Hello and thank you for the tutorial. However I have some difficulties to calculate the Fold2change and to adjust p-value. Can you give me a way to do this calculation? thanks

@GenomicsGurus 2 жыл бұрын

It depends what your starting data is. Normally you have a control and an experimental, with replicates. If it is fastq files of RNAseq data, then you will need to align the data to a genome (eg with Hisat2), generate transcripts (eg stringtie) and the calculate the log2fc and adjp using Deseq2. The publically available usegalaxy servers will let you do that for free. You shouldn't just calculate log2fc from FPKM values as the datasets need to be normalised - DEseq2 does that for you.
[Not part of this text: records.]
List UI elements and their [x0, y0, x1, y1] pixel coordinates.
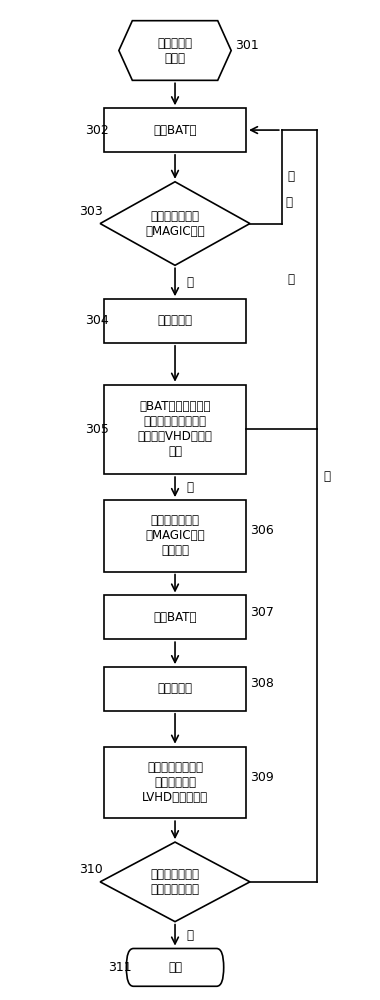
- Text: 303: 303: [79, 205, 103, 218]
- Polygon shape: [119, 21, 231, 80]
- FancyBboxPatch shape: [104, 500, 246, 572]
- Text: 在BAT表中找出偏移
最大的地址，确认该
数据块在VHD文件的
尾部: 在BAT表中找出偏移 最大的地址，确认该 数据块在VHD文件的 尾部: [138, 400, 212, 458]
- Text: 309: 309: [250, 771, 274, 784]
- Text: 否: 否: [285, 196, 293, 209]
- Text: 310: 310: [79, 863, 103, 876]
- Polygon shape: [100, 842, 250, 922]
- FancyBboxPatch shape: [104, 299, 246, 343]
- Text: 在原有最大数据块
加入尾部（非
LVHD需要裁减）: 在原有最大数据块 加入尾部（非 LVHD需要裁减）: [142, 761, 208, 804]
- Text: 暂停虚拟机: 暂停虚拟机: [158, 314, 193, 327]
- Text: 否: 否: [287, 273, 295, 286]
- Text: 打开虚拟磁
盘文件: 打开虚拟磁 盘文件: [158, 37, 193, 65]
- Text: 是: 是: [186, 481, 193, 494]
- Text: 恢复虚拟机: 恢复虚拟机: [158, 682, 193, 695]
- Text: 301: 301: [235, 39, 259, 52]
- FancyBboxPatch shape: [104, 595, 246, 639]
- Text: 是: 是: [186, 276, 193, 289]
- Text: 修改BAT表: 修改BAT表: [153, 611, 197, 624]
- Text: 将最大数据块移
入MAGIC字段
的数据块: 将最大数据块移 入MAGIC字段 的数据块: [145, 514, 205, 557]
- Text: 是: 是: [186, 929, 193, 942]
- Text: 302: 302: [85, 124, 109, 137]
- Text: 305: 305: [85, 423, 109, 436]
- Text: 306: 306: [250, 524, 274, 537]
- Text: 退出: 退出: [168, 961, 182, 974]
- Text: 307: 307: [250, 606, 274, 619]
- Text: 否: 否: [323, 470, 330, 483]
- Text: 扫描BAT表: 扫描BAT表: [153, 124, 197, 137]
- FancyBboxPatch shape: [104, 385, 246, 474]
- Text: 否: 否: [287, 170, 295, 183]
- FancyBboxPatch shape: [104, 667, 246, 711]
- Text: 是否有数据区全
是MAGIC字段: 是否有数据区全 是MAGIC字段: [145, 210, 205, 238]
- Text: 308: 308: [250, 677, 274, 690]
- Text: 是否所有的数据
区已经扫描完成: 是否所有的数据 区已经扫描完成: [150, 868, 200, 896]
- Text: 304: 304: [85, 314, 109, 327]
- FancyBboxPatch shape: [126, 948, 224, 986]
- Text: 311: 311: [108, 961, 131, 974]
- FancyBboxPatch shape: [104, 747, 246, 818]
- Polygon shape: [100, 182, 250, 265]
- FancyBboxPatch shape: [104, 108, 246, 152]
@abdou-samadkone6397 2 жыл бұрын

@@GenomicsGurus Thank you. I am actually using RNAseq data from TCGA. So I already have the gene names and the patient ID with their respective expression values. Can I have your email address if possible? I would really like to have some recommendations. I have been trying to figure out this analysis for a while. I am new to biostatistics.

@GenomicsGurus 2 жыл бұрын

Katherine.West@glasgow.ac.uk

@sadia2280-o4u 3 жыл бұрын

i want to add top 25 gene ontology data in my thesis, how I can shorten the obtained results for graphical point of view? any help will be appreciated

@GenomicsGurus 3 жыл бұрын

You need to filter the gene sets. I often use p < 0.05 and FDR < 0.25, but it depends how many you want to work with. A useful way to plot them is to make a horizontal bar chart, one bar for each gene set, the x axis is NES, log10p or log10FDR, y axis cross at zero, and you make the value negative for genesets that are downregulated and positive for those that are upregulated.